17. Use of a compound according to any of claims 1-14, for the manufacture of a medicament for the treatment of IBS.

18. Use of a compound according to any of claims 1-14, for the manufacture of a medicament for the treatment of functional dyspepsia.
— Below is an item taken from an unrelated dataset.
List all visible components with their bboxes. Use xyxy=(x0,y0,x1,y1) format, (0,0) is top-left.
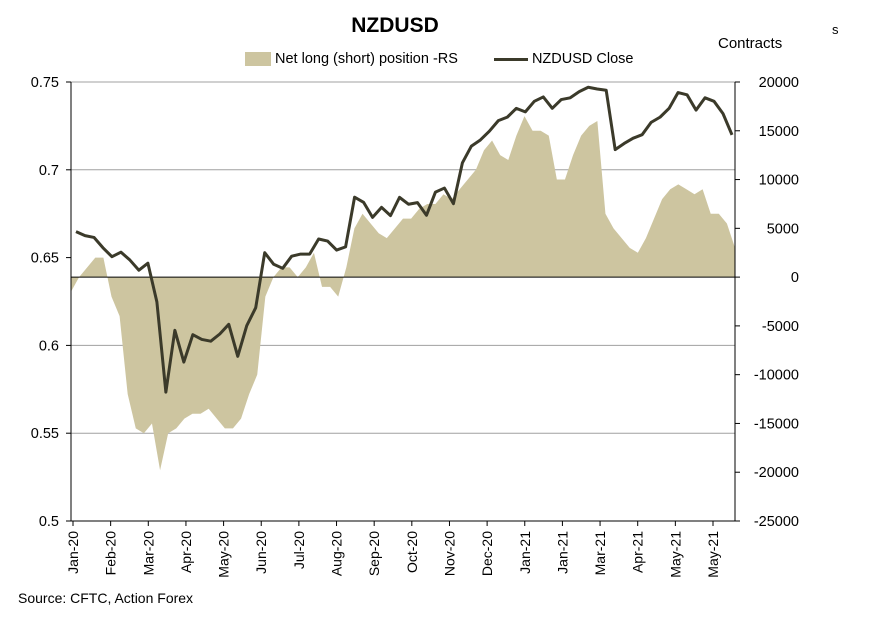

19. Pharmaceutical formulation, characterized in that it comprises a compound according to any of claims 1-14 as an active ingredient and a pharmaceutically acceptable carrier or diluent. Process for preparing a compound of the formula (I), characterized in that it comprises the steps of a) reacting a compound of the formula (III) with a compound of the formula (IV) wherein R1-R3 and Ar are as defined above; and the conditions are such that the reductive alkylation of the compounds of the formula (III) forms an NC bond between the nitrogen atom of the azetidine group of the compounds of the formula (III) and the carbon atom of the aldehyde group of the compounds of the formula (IV); or b) reacting a compound of the formula (III) with a compound of the formula (V): wherein R1-R3 and Ar are as defined above; and L is a group such that the alkylation of the compounds of the formula (III) forms an NC bond between the nitrogen atom of the azetidine group of the compounds of the formula (III) and the carbon atom of the compounds of the formula (IV) that is adjacent to the group L; or c) reacting a compound of the formula (VI) with a compound of the formula (VII): wherein R1-R3 and Ar are as defined above; and L 'is a leaving group; where any other functional group is protected, if necessary, and: i) remove any of the protective groups; ii) optionally oxidizing any of the oxidizable atoms; iii) optionally forming a pharmaceutically acceptable salt. 21. Compound, characterized in that it is selected from 4-. { l- [(3S) -4- [(3,5-dibromobenzoyl) (methyl) amino] -3- (4-fluorophenyl) butyl] azetidin-3-yl) -3- (2-hydroxyethyl) piperazine-1- tert-butyl carboxylate; 4-. { l- [(3S) -4- [[(3-cyano-5,6,7,8-tetrahydronaphthalen-1-yl) carbonyl] (methyl) amino] -3- (4-fluorophenyl) butyl] azetidin-3 -il} -3- (2-hydroxyethyl) piperazine-l-carboxylic acid tert-butyl ester; 4-. { l- [(3S) -4- [(3-cyano-l-naphthoyl) (methyl) amino] -3- (4-fluorophenyl) butyl] azetidin-3-yl} -3- (hydroxymethyl) piperazine-1-carboxylic acid tert-butyl ester; 4-. { l- [(3S) -4- [(3,5-dibromobenzoyl) (methyl) amino] -3- (4-fluorophenyl) butyl] azetidin-3-yl) -3- (hydroxymethyl) piperazine-1-carboxylate of tert-butyl; 3-bromo-N- [(2S) -2- (4-fluorophenyl) -4-oxobutyl] -N-methyl-5- (trifluoromethyl) benzamide; 2- [(3R) -4-Azetidin-3-ylmorpholin-3-yl] ethanol; and [(3R) -4-azetidin-3-ylmorpholin-3-yl] methanol.